ゼミで扱ったトピックの紹介
これまでゼミで勉強してもらった内容を幾つか紹介します。尚、私自身の研究内容とゼミで勉強してもらう内容は必ずしも一致しません。
グラフ理論
グラフ理論は離散数学の代表的な存在トピックで、オイラーの一筆書き定理、四色定理、結婚定理、最短経路問題の解法など、意味がわかりやすく面白い定理をいくつも学べます。基礎的な所を勉強している範囲では代数・幾何・解析の難しいことは使わないのでとっつきやすい話題でもあります。
組合せ論の雰囲気を知ってもらうのにとても良いのでよくゼミの教科書に選びます。代数・幾何・解析の難しいことは使わないので、数学が得意でなく学部で卒業してしまおうという学生にとっては、抽象的で難しい勉強をすることなく、面白い数学の定理をいくつも学べるので、やりやすいテーマかなと思っています。逆に言うと、代数・幾何・解析の難しいことを勉強できないので、抽象的で難しい数学を勉強したい学生にはいまいちかなぁと思います。
凸多面体の数学
凸多面体は、高校ではオイラーの多面体定理や正多面体の話をおまけ程度で学ぶくらいで、本格的に学ぶことはありませんが、数学では昔から調べられている大事な対象です。凸多面体の話は、大学で学ぶ‘『幾何学』と違い、小・中・高で勉強する多角形や立体図形の話に近い幾何の話になります。基本は線形代数の話ですが、部分空間そういった話が好きだった人には向いている(もしくは、そういう話が嫌いだった人には向いていない)と思います。

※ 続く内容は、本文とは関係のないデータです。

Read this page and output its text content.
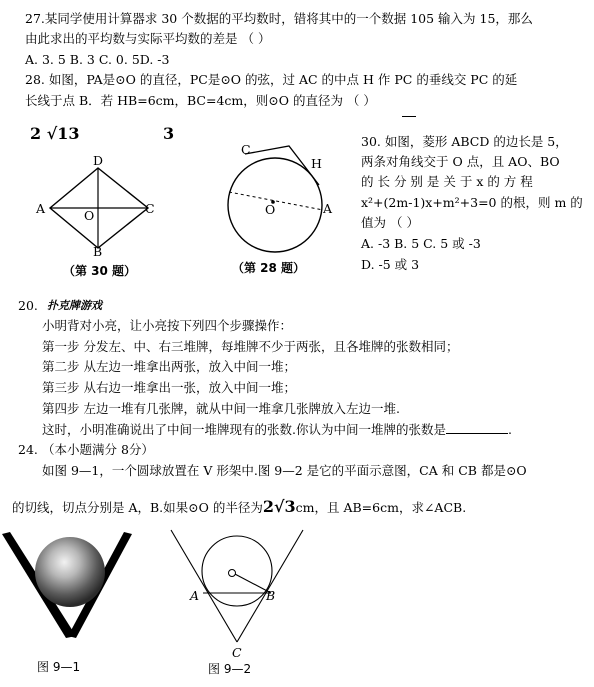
27.某同学使用计算器求 30 个数据的平均数时，错将其中的一个数据 105 输入为 15，那么
由此求出的平均数与实际平均数的差是 （ ）
A. 3. 5 B. 3 C. 0. 5D. -3
28. 如图，PA是⊙O 的直径，PC是⊙O 的弦，过 AC 的中点 H 作 PC 的垂线交 PC 的延
长线于点 B．若 HB=6cm，BC=4cm，则⊙O 的直径为 （ ）
2 √13	3
D
A	O	C
B
（第 30 题）
C
H
O	A
（第 28 题）
30. 如图，菱形 ABCD 的边长是 5，
两条对角线交于 O 点，且 AO、BO
的 长 分 别 是 关 于 x 的 方 程
x²+(2m-1)x+m²+3=0 的根，则 m 的
值为 （ ）
A. -3 B. 5 C. 5 或 -3
D. -5 或 3
20. 扑克牌游戏
小明背对小亮，让小亮按下列四个步骤操作：
第一步 分发左、中、右三堆牌，每堆牌不少于两张，且各堆牌的张数相同；
第二步 从左边一堆拿出两张，放入中间一堆；
第三步 从右边一堆拿出一张，放入中间一堆；
第四步 左边一堆有几张牌，就从中间一堆拿几张牌放入左边一堆.
这时，小明准确说出了中间一堆牌现有的张数.你认为中间一堆牌的张数是	.
24. （本小题满分 8分）
如图 9—1，一个圆球放置在 V 形架中.图 9—2 是它的平面示意图，CA 和 CB 都是⊙O
的切线，切点分别是 A，B.如果⊙O 的半径为2√3cm，且 AB=6cm，求∠ACB.
图 9—1
A	B
C
图 9—2
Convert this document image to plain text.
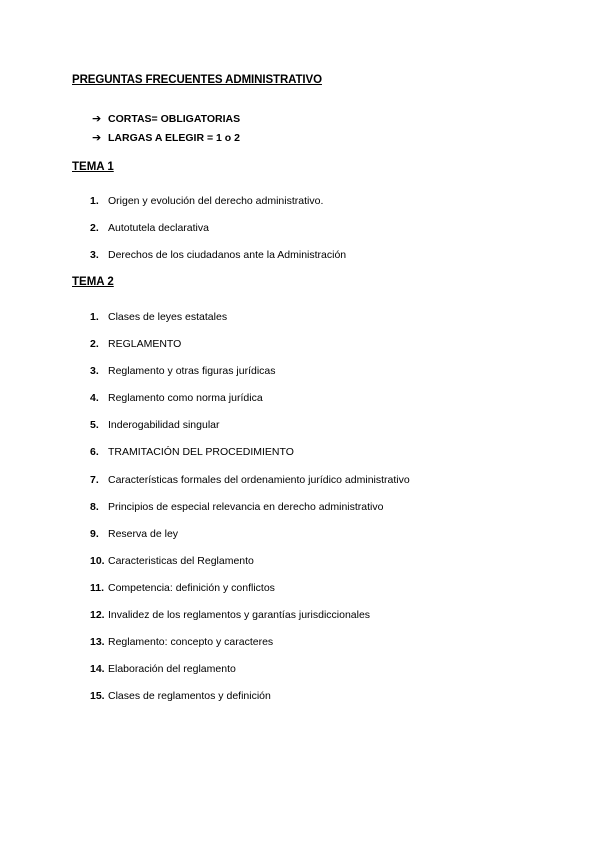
PREGUNTAS FRECUENTES ADMINISTRATIVO
➔ CORTAS= OBLIGATORIAS
➔ LARGAS A ELEGIR = 1 o 2
TEMA 1
1. Origen y evolución del derecho administrativo.
2. Autotutela declarativa
3. Derechos de los ciudadanos ante la Administración
TEMA 2
1. Clases de leyes estatales
2. REGLAMENTO
3. Reglamento y otras figuras jurídicas
4. Reglamento como norma jurídica
5. Inderogabilidad singular
6. TRAMITACIÓN DEL PROCEDIMIENTO
7. Características formales del ordenamiento jurídico administrativo
8. Principios de especial relevancia en derecho administrativo
9. Reserva de ley
10. Caracteristicas del Reglamento
11. Competencia: definición y conflictos
12. Invalidez de los reglamentos y garantías jurisdiccionales
13. Reglamento: concepto y caracteres
14. Elaboración del reglamento
15. Clases de reglamentos y definición
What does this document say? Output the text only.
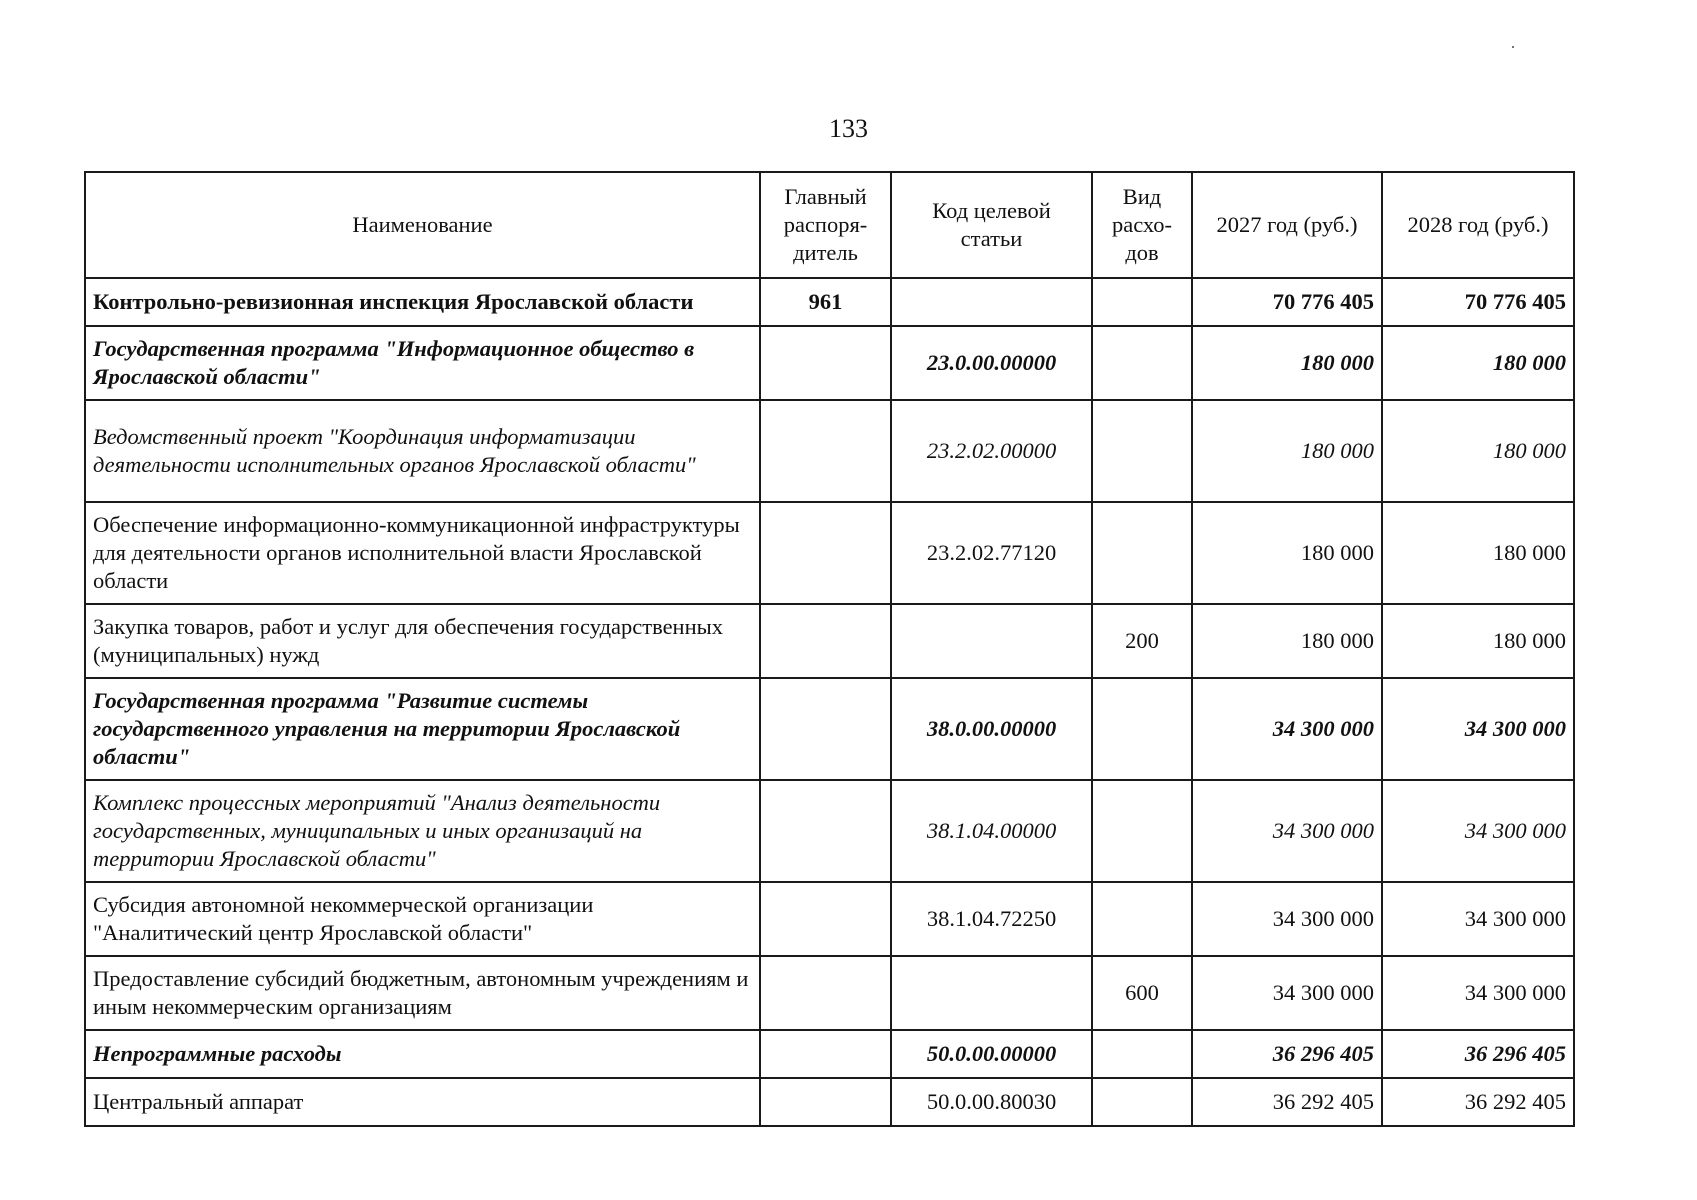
133
Наименование	Главный распоря-дитель	Код целевой статьи	Вид расхо-дов	2027 год (руб.)	2028 год (руб.)
Контрольно-ревизионная инспекция Ярославской области	961			70 776 405	70 776 405
Государственная программа "Информационное общество в Ярославской области"		23.0.00.00000		180 000	180 000
Ведомственный проект "Координация информатизации деятельности исполнительных органов Ярославской области"		23.2.02.00000		180 000	180 000
Обеспечение информационно-коммуникационной инфраструктуры для деятельности органов исполнительной власти Ярославской области		23.2.02.77120		180 000	180 000
Закупка товаров, работ и услуг для обеспечения государственных (муниципальных) нужд			200	180 000	180 000
Государственная программа "Развитие системы государственного управления на территории Ярославской области"		38.0.00.00000		34 300 000	34 300 000
Комплекс процессных мероприятий "Анализ деятельности государственных, муниципальных и иных организаций на территории Ярославской области"		38.1.04.00000		34 300 000	34 300 000
Субсидия автономной некоммерческой организации "Аналитический центр Ярославской области"		38.1.04.72250		34 300 000	34 300 000
Предоставление субсидий бюджетным, автономным учреждениям и иным некоммерческим организациям			600	34 300 000	34 300 000
Непрограммные расходы		50.0.00.00000		36 296 405	36 296 405
Центральный аппарат		50.0.00.80030		36 292 405	36 292 405
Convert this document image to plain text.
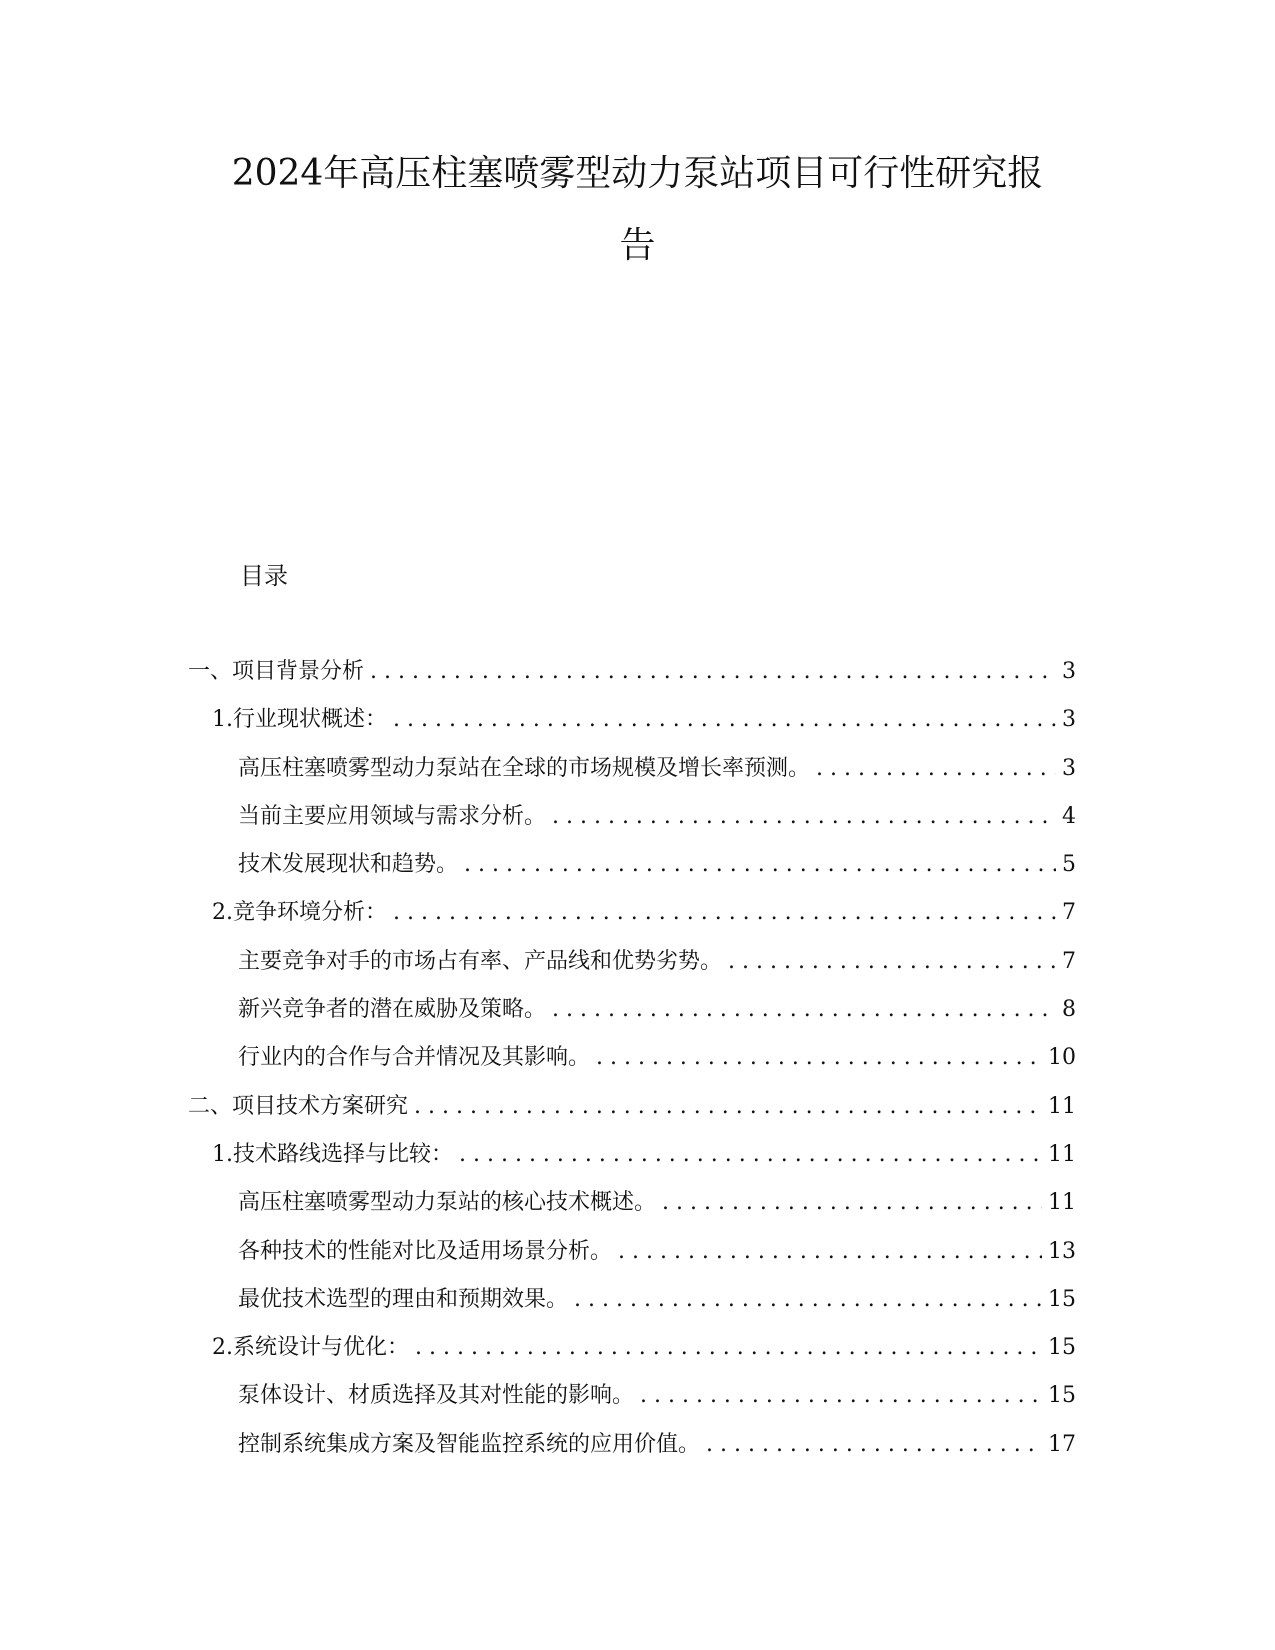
2024年高压柱塞喷雾型动力泵站项目可行性研究报
告
目录
一、项目背景分析 . . .	3
1. 行业现状概述： . . .	3
高压柱塞喷雾型动力泵站在全球的市场规模及增长率预测。 . . .	3
当前主要应用领域与需求分析。 . . .	4
技术发展现状和趋势。 . . .	5
2. 竞争环境分析： . . .	7
主要竞争对手的市场占有率、产品线和优势劣势。 . . .	7
新兴竞争者的潜在威胁及策略。 . . .	8
行业内的合作与合并情况及其影响。 . . .	10
二、项目技术方案研究 . . .	11
1. 技术路线选择与比较： . . .	11
高压柱塞喷雾型动力泵站的核心技术概述。 . . .	11
各种技术的性能对比及适用场景分析。 . . .	13
最优技术选型的理由和预期效果。 . . .	15
2. 系统设计与优化： . . .	15
泵体设计、材质选择及其对性能的影响。 . . .	15
控制系统集成方案及智能监控系统的应用价值。 . . .	17
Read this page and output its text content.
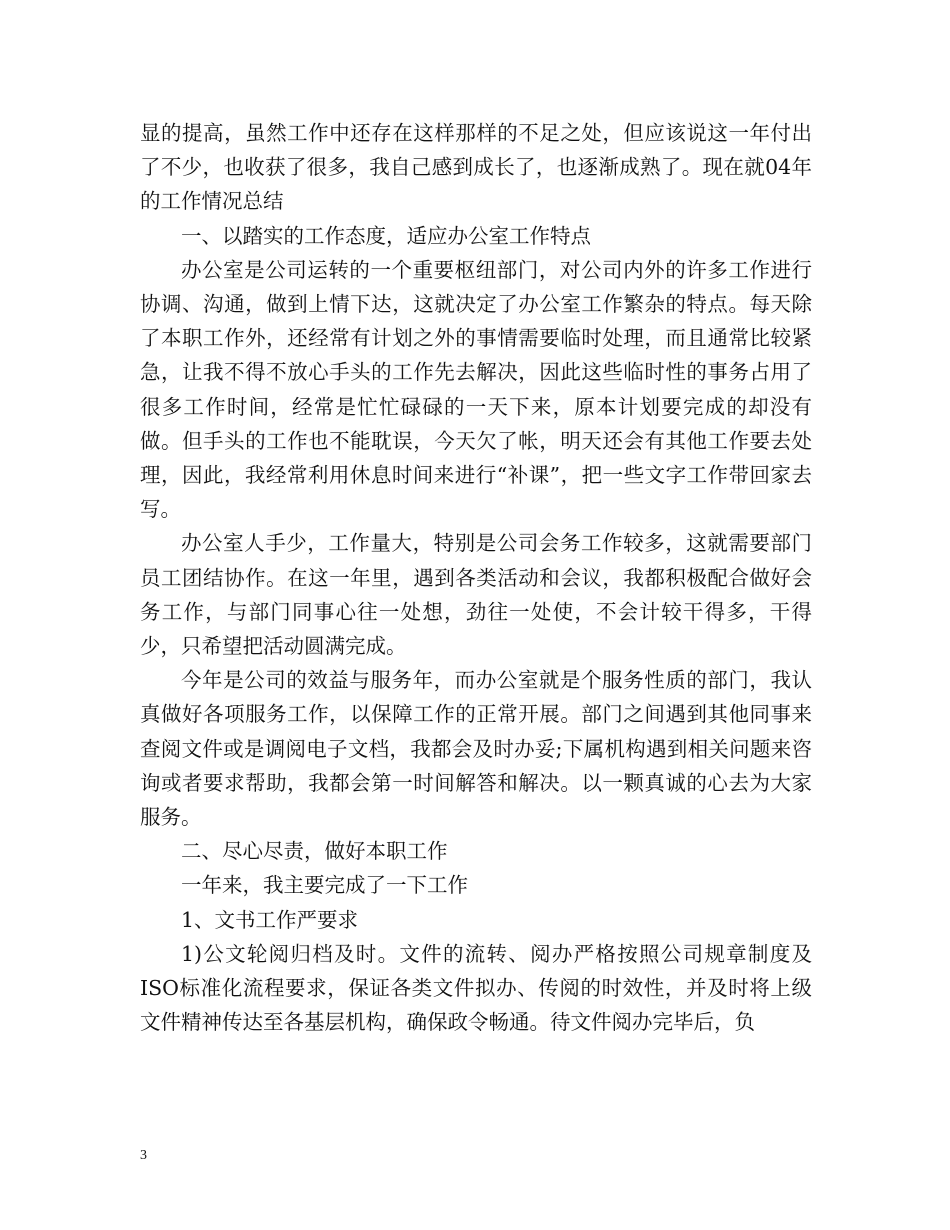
显的提高，虽然工作中还存在这样那样的不足之处，但应该说这一年付出了不少，也收获了很多，我自己感到成长了，也逐渐成熟了。现在就04年的工作情况总结

一、以踏实的工作态度，适应办公室工作特点

办公室是公司运转的一个重要枢纽部门，对公司内外的许多工作进行协调、沟通，做到上情下达，这就决定了办公室工作繁杂的特点。每天除了本职工作外，还经常有计划之外的事情需要临时处理，而且通常比较紧急，让我不得不放心手头的工作先去解决，因此这些临时性的事务占用了很多工作时间，经常是忙忙碌碌的一天下来，原本计划要完成的却没有做。但手头的工作也不能耽误，今天欠了帐，明天还会有其他工作要去处理，因此，我经常利用休息时间来进行“补课”，把一些文字工作带回家去写。

办公室人手少，工作量大，特别是公司会务工作较多，这就需要部门员工团结协作。在这一年里，遇到各类活动和会议，我都积极配合做好会务工作，与部门同事心往一处想，劲往一处使，不会计较干得多，干得少，只希望把活动圆满完成。

今年是公司的效益与服务年，而办公室就是个服务性质的部门，我认真做好各项服务工作，以保障工作的正常开展。部门之间遇到其他同事来查阅文件或是调阅电子文档，我都会及时办妥;下属机构遇到相关问题来咨询或者要求帮助，我都会第一时间解答和解决。以一颗真诚的心去为大家服务。

二、尽心尽责，做好本职工作

一年来，我主要完成了一下工作

1、文书工作严要求

1)公文轮阅归档及时。文件的流转、阅办严格按照公司规章制度及ISO标准化流程要求，保证各类文件拟办、传阅的时效性，并及时将上级文件精神传达至各基层机构，确保政令畅通。待文件阅办完毕后，负

3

多面体は、個人的には学生さんにも親しみやすい話題だろうと思っているのですが、学生さん様子を見るとそうでもなさそうです。いままであまり考えていなかった線形代数の幾何的側面に戸惑いがちなことと、多面体の理論の基礎の部分は、直感的には当たり前に感じることを頑張って証明する感じになってしまい、新しいことを学んでいる感じがせず、退屈なのかもしれません。
一方で、基礎の部分を乗り越えると、平面に多面体をゴリゴリお絵かきできるようになったり、中に入っている格子点の数から体積を計算したり、色々と楽しい話ができるようになり、修士論文の研究テーマもわかりやすいテーマに取り組めることが多いです。まあ、基礎の部分が退屈で難しく、基礎を乗り越えると具体的で楽しい話になるのが数学のどの分野でもだいたいそうなので、数学の宿命なのかもしれません。
可換環論
以前の職場では、他の教員との専門の兼合いから代数のゼミをするのは避けていたのですが、最近はときどき代数のゼミもしています。可換環は二つの側面があって、一つは『一般の環の基礎的な場合になっている』という抽象代数的な側面、二つ目は『多項式を代数的に扱う際の道具』という意味でこれは色々な具体的な問題を解くのに役立ちます。前者が好みの人は抽象可換環論を、後者が好みの人はグレブナー基底などの具体的な多項式計算の話を学ぶことが出来ます。
学部の環の授業の続きのような話となり、全く新しい考え方を学ぶわけではないという意味で、勉強はしやすいと思います。もちろん、学部の代数の授業が苦手だった場合は別ですが・・・。